The second transformation epoch occurs with the rise of neoliberalism from the 1980s to the present, in which increased privatization and export orientation took place in contrast to the import-substituting industrialization of the "second conquest." Driven by the first and second Green Revolutions, the agro-industrial and capital-intensive expansion of agriculture was integrated into global value chains. The neoliberal economic model was pioneered during the military dictatorship in Chile, where selective integration into the global market was based on the development and modernization of agricultural sectors (fruit industry, forest plantations, grapes, salmon). In the second phase, integration into global agro-industrial production networks intensified with new products such as avocados, soybeans, cut flowers, and processed agricultural products such as meat. In particular, since the 1990s, the boom of soybeans and biodiesel (oil palm, sugar, corn) accelerated in South America. In parallel with the soybean and agrofuel boom, cattle farming is taking up large areas of land in Brazil, Colombia and Argentina. In Brazil, there are now more cattle than people. The consequences are large-scale deforestation of virgin forests to make way for feed production and soil degradation. Deforestation is also taking place in former nature reserves.

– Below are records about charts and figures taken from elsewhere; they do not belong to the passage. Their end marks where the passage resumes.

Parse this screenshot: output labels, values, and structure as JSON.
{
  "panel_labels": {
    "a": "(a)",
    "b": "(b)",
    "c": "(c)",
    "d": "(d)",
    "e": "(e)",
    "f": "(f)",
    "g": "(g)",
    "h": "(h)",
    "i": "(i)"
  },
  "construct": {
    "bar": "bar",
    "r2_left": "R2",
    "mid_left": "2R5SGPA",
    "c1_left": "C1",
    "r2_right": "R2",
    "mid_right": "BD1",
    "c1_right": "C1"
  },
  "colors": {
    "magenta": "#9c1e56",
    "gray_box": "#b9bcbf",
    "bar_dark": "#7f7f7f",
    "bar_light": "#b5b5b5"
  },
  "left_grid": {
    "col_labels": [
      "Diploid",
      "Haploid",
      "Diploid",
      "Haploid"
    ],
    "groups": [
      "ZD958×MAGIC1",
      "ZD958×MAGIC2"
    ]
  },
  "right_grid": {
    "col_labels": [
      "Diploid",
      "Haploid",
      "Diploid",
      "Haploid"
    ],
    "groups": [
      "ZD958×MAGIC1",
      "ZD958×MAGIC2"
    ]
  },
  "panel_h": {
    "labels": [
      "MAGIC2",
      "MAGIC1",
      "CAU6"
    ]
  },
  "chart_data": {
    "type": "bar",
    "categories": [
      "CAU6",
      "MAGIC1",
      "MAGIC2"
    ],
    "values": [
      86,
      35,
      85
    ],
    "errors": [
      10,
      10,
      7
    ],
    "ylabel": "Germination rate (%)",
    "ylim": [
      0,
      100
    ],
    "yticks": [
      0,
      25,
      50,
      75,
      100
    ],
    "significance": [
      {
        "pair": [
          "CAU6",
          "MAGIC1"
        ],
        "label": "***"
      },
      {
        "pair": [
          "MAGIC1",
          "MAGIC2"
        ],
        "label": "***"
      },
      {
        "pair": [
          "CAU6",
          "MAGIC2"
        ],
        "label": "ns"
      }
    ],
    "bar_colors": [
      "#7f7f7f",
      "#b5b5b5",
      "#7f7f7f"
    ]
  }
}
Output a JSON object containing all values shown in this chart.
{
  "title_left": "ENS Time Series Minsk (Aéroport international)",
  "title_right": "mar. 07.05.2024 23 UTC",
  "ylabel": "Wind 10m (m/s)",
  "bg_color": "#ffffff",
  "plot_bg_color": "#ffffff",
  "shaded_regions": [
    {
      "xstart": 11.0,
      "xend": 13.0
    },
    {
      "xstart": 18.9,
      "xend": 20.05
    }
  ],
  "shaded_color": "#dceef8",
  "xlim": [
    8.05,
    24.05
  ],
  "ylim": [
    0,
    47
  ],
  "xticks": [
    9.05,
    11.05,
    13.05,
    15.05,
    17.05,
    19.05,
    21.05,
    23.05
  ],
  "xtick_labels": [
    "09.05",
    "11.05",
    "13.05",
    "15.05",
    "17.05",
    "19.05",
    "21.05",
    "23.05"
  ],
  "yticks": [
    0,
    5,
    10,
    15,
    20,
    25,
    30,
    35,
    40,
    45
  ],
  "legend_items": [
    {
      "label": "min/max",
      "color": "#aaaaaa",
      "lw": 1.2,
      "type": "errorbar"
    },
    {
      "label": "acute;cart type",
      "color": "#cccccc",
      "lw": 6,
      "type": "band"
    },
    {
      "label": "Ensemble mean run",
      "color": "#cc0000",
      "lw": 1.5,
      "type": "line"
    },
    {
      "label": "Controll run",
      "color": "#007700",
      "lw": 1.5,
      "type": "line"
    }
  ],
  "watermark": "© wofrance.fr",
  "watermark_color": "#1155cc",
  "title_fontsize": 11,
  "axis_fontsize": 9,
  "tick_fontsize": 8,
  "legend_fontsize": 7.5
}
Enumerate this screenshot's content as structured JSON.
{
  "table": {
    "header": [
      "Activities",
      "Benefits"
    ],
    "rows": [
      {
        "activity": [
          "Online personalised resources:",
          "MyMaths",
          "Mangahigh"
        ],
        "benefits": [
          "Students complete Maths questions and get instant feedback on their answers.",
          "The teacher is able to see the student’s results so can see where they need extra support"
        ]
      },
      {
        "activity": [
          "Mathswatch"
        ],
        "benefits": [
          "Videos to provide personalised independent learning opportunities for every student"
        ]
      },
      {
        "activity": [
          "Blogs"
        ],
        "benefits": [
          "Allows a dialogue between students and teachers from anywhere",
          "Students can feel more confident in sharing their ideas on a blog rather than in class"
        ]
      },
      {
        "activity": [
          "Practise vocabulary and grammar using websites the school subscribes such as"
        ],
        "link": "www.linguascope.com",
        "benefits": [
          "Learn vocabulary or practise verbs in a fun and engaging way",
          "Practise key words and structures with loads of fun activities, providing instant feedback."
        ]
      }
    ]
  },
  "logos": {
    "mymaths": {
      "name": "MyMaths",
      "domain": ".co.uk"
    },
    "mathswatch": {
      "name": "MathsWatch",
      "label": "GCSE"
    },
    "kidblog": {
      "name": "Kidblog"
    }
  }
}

Thematic lines of research
The project is aligned along three thematic lines of research: 1) Political Constellations; 2) Cultures of Wealth; and 3) Ecological Transformations of Landscapes.
1) Political constellations: The manifold relationships between rural elites and political institutions as well as the forms of political legitimation of hyperwealth will be examined. In which local, regional and global contexts did rural elites act and how were they legitimized by the respective actors? When can we speak of state capture? How does political legitimation work?
2) Cultures of Wealth: invites us to examine the cultural and social aspects of representing, justifying, and legitimizing unequal land distribution. How did traditional notions of land ownership help legitimize and stabilize inequality? How did aristocratic values influence rural elites' access to economic or political resources?
3) Ecological transformations of landscapes: proposes to analyze the material and imaginary impacts of land grabbing and land concentration on the environment and ecosystems in Latin America. What are the ecological consequences in terms of species extinction, neophytes, deforestation, erosion, climate change? How are the ecological costs to be legitimized?